Et elle allait lire la lettre, lorsqu'il la lui prit pour la parcourir d'un regard. Les Charbonnel, anciens marchands d'huile de Plassans, étaient les protégés de Mme Félicité, comme on nommait dans sa petite ville la mère de Rougon. Elle les lui avait adressés à l'occasion d'une requête qu'ils présentaient au conseil d'État.

Un de leurs petits-cousins, un sieur Chevassu, avoué à Faverolles, le chef-lieu d'un département voisin, était mort en laissant une fortune de cinq cent mille francs aux sœurs de la Sainte-Famille. Les Charbonnel, qui n'avaient jamais compté sur l'héritage, devenus brusquement héritiers par la mort d'un frère du défunt, crièrent alors à la captation; et comme la communauté demandait au conseil d'État d'être autorisée à accepter le legs, ils quittèrent leur vieille demeure de Plassans, ils accoururent à Paris se loger rue Jacob, hôtel du Périgord, pour suivre leur affaire de près. Et l'affaire traînait depuis six mois.
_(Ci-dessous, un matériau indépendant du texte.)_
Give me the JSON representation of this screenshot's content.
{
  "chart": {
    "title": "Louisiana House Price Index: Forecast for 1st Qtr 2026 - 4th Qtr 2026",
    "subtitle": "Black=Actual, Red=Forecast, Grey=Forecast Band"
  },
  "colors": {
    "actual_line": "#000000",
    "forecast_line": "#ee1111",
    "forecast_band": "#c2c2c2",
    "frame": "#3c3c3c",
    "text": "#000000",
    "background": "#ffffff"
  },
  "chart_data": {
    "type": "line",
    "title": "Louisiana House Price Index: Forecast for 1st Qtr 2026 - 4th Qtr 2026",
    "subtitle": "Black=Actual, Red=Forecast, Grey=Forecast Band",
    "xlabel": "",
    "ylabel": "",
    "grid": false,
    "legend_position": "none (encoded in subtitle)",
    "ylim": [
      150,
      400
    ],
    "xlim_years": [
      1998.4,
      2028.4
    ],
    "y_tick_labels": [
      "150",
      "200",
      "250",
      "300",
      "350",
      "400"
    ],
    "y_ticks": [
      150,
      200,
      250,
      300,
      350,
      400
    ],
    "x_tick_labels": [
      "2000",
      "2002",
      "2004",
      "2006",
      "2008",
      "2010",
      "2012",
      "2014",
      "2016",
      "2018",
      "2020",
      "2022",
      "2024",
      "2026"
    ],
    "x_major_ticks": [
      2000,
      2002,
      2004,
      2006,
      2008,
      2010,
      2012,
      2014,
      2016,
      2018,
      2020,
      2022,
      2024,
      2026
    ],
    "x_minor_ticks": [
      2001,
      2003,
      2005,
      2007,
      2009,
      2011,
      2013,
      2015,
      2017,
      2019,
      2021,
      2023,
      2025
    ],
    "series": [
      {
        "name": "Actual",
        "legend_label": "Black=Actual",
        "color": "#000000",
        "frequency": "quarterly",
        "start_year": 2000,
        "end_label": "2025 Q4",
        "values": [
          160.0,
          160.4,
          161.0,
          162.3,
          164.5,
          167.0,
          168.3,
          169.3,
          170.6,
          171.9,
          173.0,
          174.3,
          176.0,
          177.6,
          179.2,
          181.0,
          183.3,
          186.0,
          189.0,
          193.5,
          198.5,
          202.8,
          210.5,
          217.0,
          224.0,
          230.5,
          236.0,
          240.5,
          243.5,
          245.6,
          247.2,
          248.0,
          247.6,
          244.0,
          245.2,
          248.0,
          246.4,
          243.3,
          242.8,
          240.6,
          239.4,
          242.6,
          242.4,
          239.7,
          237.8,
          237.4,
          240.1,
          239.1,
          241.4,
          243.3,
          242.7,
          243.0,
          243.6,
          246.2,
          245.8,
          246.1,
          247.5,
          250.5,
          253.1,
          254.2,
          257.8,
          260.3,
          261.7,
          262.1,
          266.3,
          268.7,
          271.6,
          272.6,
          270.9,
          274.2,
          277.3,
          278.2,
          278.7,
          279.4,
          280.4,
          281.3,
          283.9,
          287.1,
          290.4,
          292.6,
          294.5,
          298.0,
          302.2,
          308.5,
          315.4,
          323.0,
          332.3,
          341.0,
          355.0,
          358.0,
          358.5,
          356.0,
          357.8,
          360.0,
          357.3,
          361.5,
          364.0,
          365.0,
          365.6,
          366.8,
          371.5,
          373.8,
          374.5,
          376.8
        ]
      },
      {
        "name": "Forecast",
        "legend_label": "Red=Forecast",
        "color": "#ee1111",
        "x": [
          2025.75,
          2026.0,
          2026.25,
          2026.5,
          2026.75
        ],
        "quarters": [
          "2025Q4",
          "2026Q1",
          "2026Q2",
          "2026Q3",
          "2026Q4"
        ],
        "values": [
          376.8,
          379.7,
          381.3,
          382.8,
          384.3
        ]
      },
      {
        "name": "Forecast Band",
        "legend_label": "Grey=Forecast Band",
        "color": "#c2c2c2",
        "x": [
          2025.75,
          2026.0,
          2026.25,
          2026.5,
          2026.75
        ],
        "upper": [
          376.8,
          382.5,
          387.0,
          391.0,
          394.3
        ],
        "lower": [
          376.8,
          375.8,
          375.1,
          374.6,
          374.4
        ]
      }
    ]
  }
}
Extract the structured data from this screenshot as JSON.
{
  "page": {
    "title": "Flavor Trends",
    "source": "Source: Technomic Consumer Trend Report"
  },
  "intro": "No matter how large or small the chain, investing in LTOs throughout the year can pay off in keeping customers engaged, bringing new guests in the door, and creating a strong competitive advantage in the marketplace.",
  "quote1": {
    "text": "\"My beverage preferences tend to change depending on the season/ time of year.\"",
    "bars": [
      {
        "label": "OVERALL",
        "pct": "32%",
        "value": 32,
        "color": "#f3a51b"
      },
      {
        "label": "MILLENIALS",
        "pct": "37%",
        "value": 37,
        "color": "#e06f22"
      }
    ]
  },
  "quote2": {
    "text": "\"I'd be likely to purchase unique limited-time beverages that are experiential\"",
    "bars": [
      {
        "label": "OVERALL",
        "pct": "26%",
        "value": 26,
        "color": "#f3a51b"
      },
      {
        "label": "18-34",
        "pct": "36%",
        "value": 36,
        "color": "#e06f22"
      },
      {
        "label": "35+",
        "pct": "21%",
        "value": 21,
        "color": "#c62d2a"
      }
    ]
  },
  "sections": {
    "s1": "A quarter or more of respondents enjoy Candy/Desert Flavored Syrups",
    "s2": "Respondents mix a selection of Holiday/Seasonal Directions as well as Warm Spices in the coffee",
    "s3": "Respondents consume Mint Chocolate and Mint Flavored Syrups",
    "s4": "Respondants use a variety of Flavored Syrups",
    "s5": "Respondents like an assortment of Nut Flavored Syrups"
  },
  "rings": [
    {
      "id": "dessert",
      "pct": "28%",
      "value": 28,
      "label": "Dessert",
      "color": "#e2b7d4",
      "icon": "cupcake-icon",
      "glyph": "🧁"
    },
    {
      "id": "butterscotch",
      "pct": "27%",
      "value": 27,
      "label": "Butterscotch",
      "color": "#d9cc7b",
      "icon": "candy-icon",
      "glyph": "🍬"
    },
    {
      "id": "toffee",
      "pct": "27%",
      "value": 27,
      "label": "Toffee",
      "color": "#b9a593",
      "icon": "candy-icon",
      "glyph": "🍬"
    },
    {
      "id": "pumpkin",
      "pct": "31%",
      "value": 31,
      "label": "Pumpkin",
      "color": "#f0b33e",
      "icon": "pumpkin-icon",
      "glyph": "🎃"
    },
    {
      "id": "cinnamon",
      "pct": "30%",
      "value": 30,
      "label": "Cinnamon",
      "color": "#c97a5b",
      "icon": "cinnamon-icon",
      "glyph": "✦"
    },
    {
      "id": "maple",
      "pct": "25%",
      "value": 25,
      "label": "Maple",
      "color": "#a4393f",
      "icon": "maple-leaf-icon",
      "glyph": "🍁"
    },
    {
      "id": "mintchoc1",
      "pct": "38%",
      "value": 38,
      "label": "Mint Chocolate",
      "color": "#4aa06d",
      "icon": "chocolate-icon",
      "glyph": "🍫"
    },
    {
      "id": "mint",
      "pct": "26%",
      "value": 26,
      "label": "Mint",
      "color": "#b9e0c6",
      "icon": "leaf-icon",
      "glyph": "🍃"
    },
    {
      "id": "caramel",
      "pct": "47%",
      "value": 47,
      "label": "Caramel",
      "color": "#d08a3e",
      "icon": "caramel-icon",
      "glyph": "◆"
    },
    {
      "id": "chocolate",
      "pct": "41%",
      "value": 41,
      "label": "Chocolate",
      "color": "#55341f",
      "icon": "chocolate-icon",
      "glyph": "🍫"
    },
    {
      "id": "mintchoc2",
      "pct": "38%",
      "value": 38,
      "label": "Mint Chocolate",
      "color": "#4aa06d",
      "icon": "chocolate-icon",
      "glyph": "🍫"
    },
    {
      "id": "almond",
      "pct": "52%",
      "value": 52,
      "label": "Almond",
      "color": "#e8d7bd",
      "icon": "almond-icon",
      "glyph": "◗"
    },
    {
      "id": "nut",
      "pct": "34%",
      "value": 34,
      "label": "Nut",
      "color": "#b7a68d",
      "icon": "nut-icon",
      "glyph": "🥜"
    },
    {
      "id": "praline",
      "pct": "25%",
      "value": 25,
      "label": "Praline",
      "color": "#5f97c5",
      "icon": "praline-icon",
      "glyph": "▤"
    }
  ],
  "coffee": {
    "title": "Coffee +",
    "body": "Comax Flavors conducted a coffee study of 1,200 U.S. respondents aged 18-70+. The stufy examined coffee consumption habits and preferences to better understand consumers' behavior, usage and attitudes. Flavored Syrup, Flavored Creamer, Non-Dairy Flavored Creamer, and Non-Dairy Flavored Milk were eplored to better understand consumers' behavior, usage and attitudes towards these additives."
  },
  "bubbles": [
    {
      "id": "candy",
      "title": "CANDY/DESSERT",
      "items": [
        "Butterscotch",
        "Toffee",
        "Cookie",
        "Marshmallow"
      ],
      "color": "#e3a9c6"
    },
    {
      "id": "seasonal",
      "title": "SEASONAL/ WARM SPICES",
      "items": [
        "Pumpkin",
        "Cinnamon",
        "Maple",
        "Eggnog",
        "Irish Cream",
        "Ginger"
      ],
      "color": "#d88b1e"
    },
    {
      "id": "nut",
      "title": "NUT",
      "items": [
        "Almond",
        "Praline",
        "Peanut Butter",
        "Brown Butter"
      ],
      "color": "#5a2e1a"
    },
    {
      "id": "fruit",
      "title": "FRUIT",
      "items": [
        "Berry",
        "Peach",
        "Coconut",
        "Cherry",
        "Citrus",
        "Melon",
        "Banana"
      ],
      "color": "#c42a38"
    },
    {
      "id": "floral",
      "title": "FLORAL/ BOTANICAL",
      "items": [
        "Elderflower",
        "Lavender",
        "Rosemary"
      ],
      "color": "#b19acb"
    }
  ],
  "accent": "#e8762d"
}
«Nous sommes bien tristes, soupirait Mme Charbonnel, pendant que Rougon lisait la lettre. Moi, je ne voulais pas entendre parler de ce procès, mais M. Charbonnel répétait qu'avec vous c'était tout argent gagné, que vous n'aviez qu'un mot à dire pour nous mettre les cinq cent mille francs dans la poche.... N'est-ce pas, monsieur Charbonnel?» L'ancien marchand d'huile branla désespérément la tête.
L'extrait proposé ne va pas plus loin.